Member of the Maryland House of Delegates from the Cecil County district
- In office 1890–1890 Serving with Thomas Pearce and William H. Simcoe
- Preceded by: Stephen J. Caldwell, R. Covington Mackall, Michael Moore
- Succeeded by: William T. Beeks, Joseph T. Grove, C. Frank Kirk

Personal details
- Born: Isaac Hiester Hess
- Died: July 2, 1922 (aged 67) near Elkton, Maryland, U.S.
- Resting place: Sharp's Cemetery
- Party: Democratic
- Education: Heidelberg University
- Alma mater: Princeton University (AB, AM)
- Occupation: Politician; lawyer;

= Hiester Hess =

American politician (died 1922)

Isaac Hiester Hess (died July 2, 1922) was an American politician and lawyer from Maryland. He served as a member of the Maryland House of Delegates, representing Cecil County in 1890.

==Early life==
Isaac Hiester Hess was born to Elizabeth N. (née Clemson) and Henry Hess. His father was a farmer and hotelier. He attended public schools in Cecil County and Elkton Academy. He graduated from Princeton University in 1878 with a Bachelor of Arts in mathematics. He studied one year at Heidelberg University in Germany. He graduated with a Master of Arts from Princeton University in 1881. He read law in the office of judge Stanley Matthews. He received a Bachelor of Laws associated with the Supreme Court of Ohio in 1881.

==Career==
Hess was a Democrat. He served as a member of the Maryland House of Delegates, representing Cecil County in 1890.

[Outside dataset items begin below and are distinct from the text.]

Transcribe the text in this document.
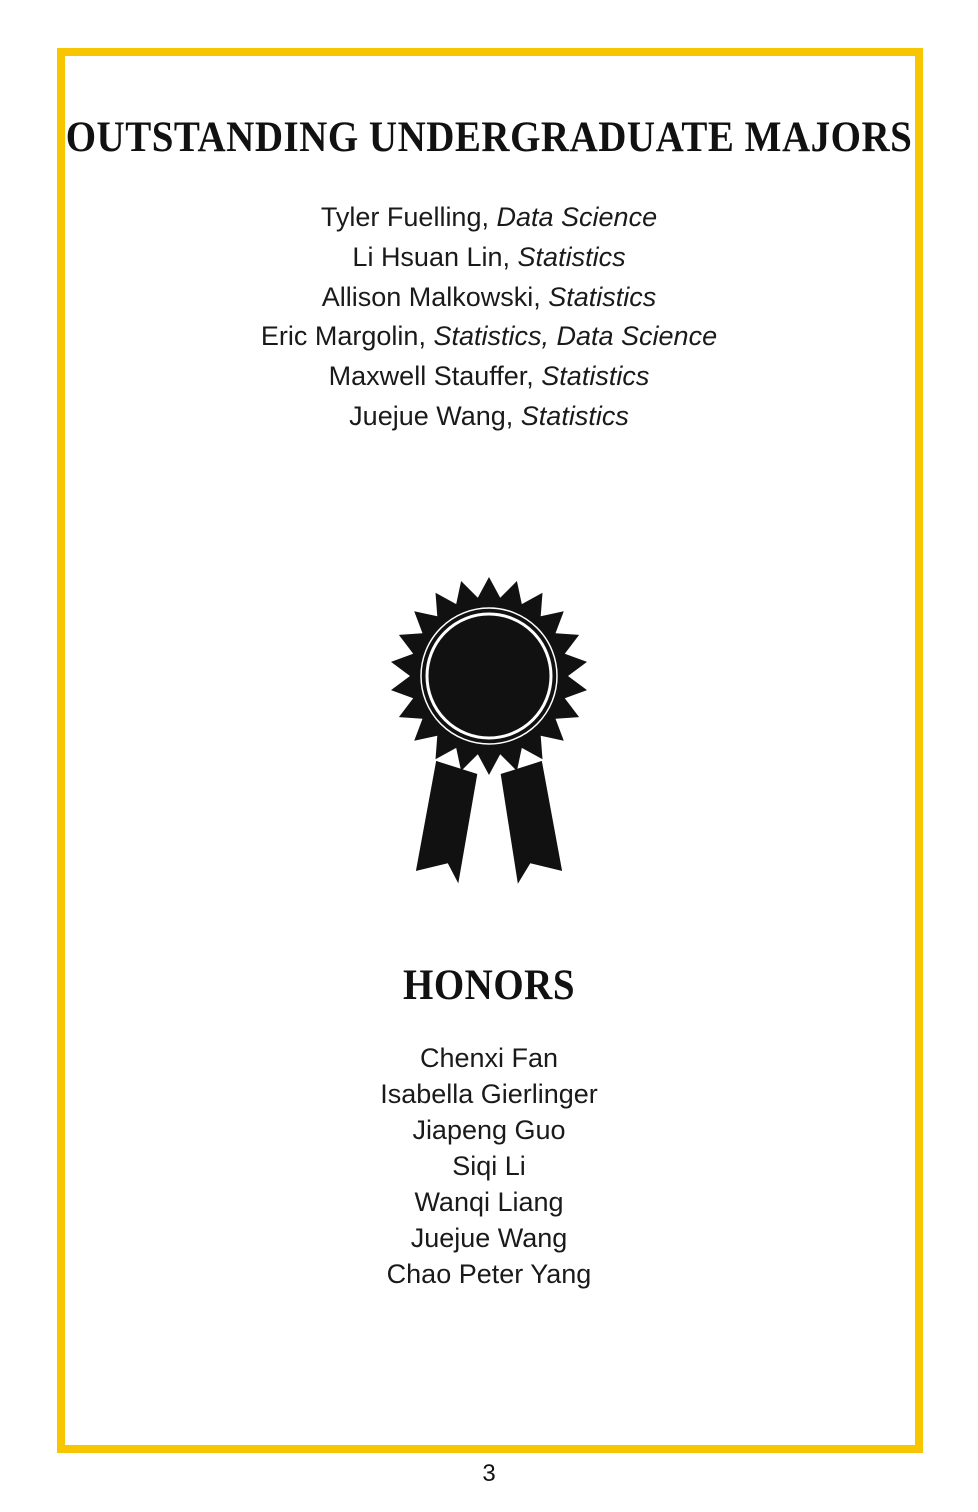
OUTSTANDING UNDERGRADUATE MAJORS
Tyler Fuelling, Data Science
Li Hsuan Lin, Statistics
Allison Malkowski, Statistics
Eric Margolin, Statistics, Data Science
Maxwell Stauffer, Statistics
Juejue Wang, Statistics
HONORS
Chenxi Fan
Isabella Gierlinger
Jiapeng Guo
Siqi Li
Wanqi Liang
Juejue Wang
Chao Peter Yang
3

Hess was counsel to the board of supervisors of elections and to the board of county commissioners. He was appointed as supervisor of state tax assessments for Cecil County in April 1920. He served in that role until his death.

In April 1910, Hess was one of the incorporators of the Elkton, Fairhill & Oxford Electric Railway & Power Company.

==Personal life==
Hess lived in Fair Hill.

Hess died on July 2, 1922, aged 67, at Glen Mary near Elkton. He was buried in Sharp's Cemetery.